A filosofia de Weitz já não é atual como entre os anos 1950 e 1970, mas ainda é muito interessante para casos como o da distinção entre grafiteiros e pichadores em São Paulo.

Para entender o motivo, vale notar o quanto os readymades de Duchamp são um ponto limítrofe para a discussão weitziana sobre os critérios de reconhecimento. A pá de neve ou o urinol estabeleceram o fato de ver o objeto dentro de uma instituição de arte como o último critério a distingui-lo como obra de arte, já que eles não se diferenciavam sensivelmente de outras pás de neve ou urinóis existentes do lado de fora dos museus e galerias, e que ninguém ousaria chamar de obra de arte. O que fazem os grafiteiros, então, quando recusam a institucionalização e firmam os pés do lado de fora dos museus e galerias?

Alguém poderia argumentar que eles vão além da ideia de institucionalização da arte, mas isso só é parcialmente verdade. É verdade porque o caráter efêmero do grafite é uma superação do princípio de durabilidade das obras, o que sequer os readymades haviam superado. Esse é um aspecto importante, que vincula formalmente o grafite às pichações, mas não os vincula mais do que aos happenings, por exemplo.

Não é inteiramente verdade, porém, porque antes de promover este avanço o grafite dá um passo para trás e recupera o ideal de uma arte geradora de experiências estéticas que modificam a nossa percepção comum dos objetos. Nesse aspecto, o grafite e as pichações já se mostram fatalmente distintos. Ainda que alguém considerasse que um prédio, muro ou escultura pichados são experiências estéticas oferecidas aos transeuntes, ele não seria capaz de provar que a pichação pode romper com a percepção comum da cidade. Pelo contrário, as pichações aprofundam a experiência da cidade como ruína e destruição, banalizando-se rapidamente. Os grafites, por sua vez, são capazes de criar pequenos novos mundos.

Mais que a falta de similaridade entre um muro grafitado e um muro pichado, contudo, a pichação carece de critérios de reconhecimento que lhe assegurem um lugar na história da arte, o que não falta ao grafite. Alguns dos grafites de São Paulo de que mais gostei de apreciar empregaram com maestria as cores primárias, mesmo que não as tivessem colocado em uma tela, como Mondrian; outros me lembraram de Picasso ao expressar uma humanidade fragmentada e horrenda, mesmo que tenham ficado longe de consegui-lo com a mesma qualidade e consciência formal de Guernica.

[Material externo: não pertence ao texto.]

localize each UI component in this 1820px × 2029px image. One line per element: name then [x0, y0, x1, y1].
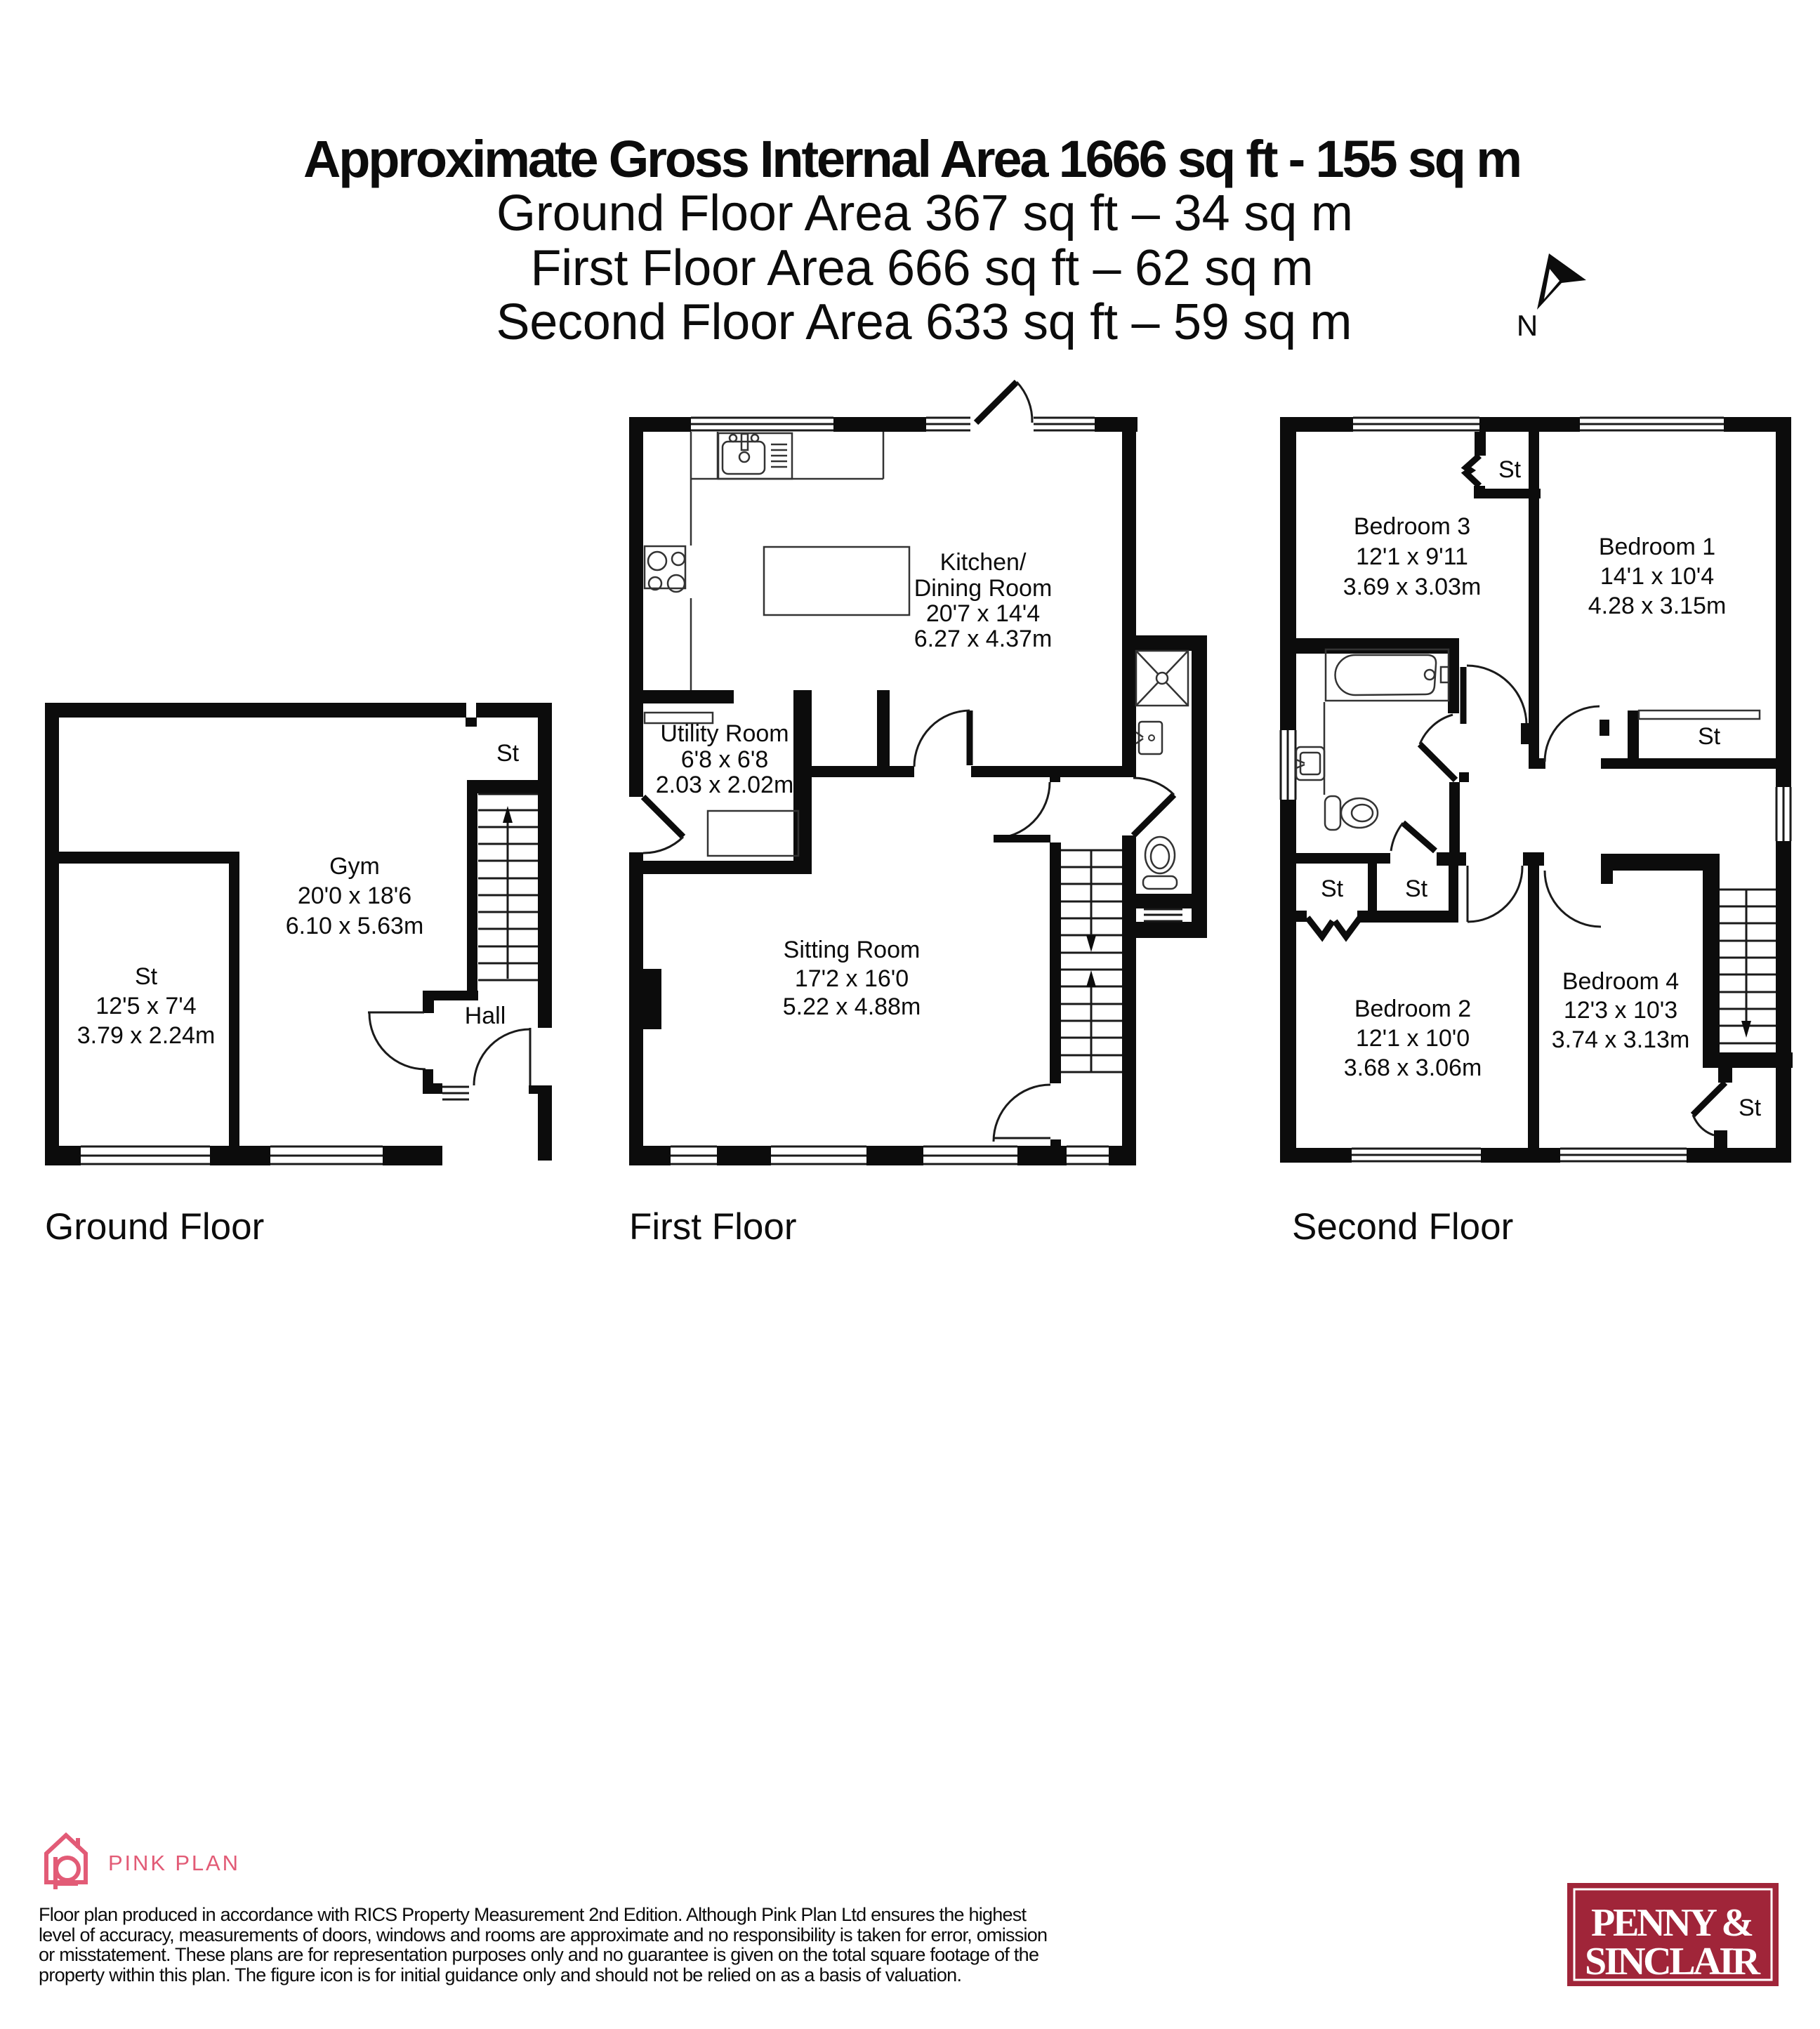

A efemeridade da pichação, quando a aceitamos como uma forma de política, não vai além de um gesto imaturo que rejeita a estética no momento em que muitos já o fizeram com mais inteligência. Por isso, é um gesto condenado ao esquecimento, como o são aqueles erros cometidos na rebeldia da juventude. A efemeridade do grafite, ao contrário, é uma promessa de que a cidade pode ser diferente, conservando o caráter utópico que animou muitas das vanguardas do século XX. A sua resistência na memória atesta que o ato de apagá-lo também é uma realização da sua essência. Theodor Adorno intuiu corretamente que as obras viriam a ser fogos de artifício.

O grafite, em aspectos significativos, pertence à família da arte moderna. A sua negação não é o muro “doriano”, mas sim o muro duchampiano; não é um muro pintado de cinza, mas sim um muro colocado dentro de uma galeria.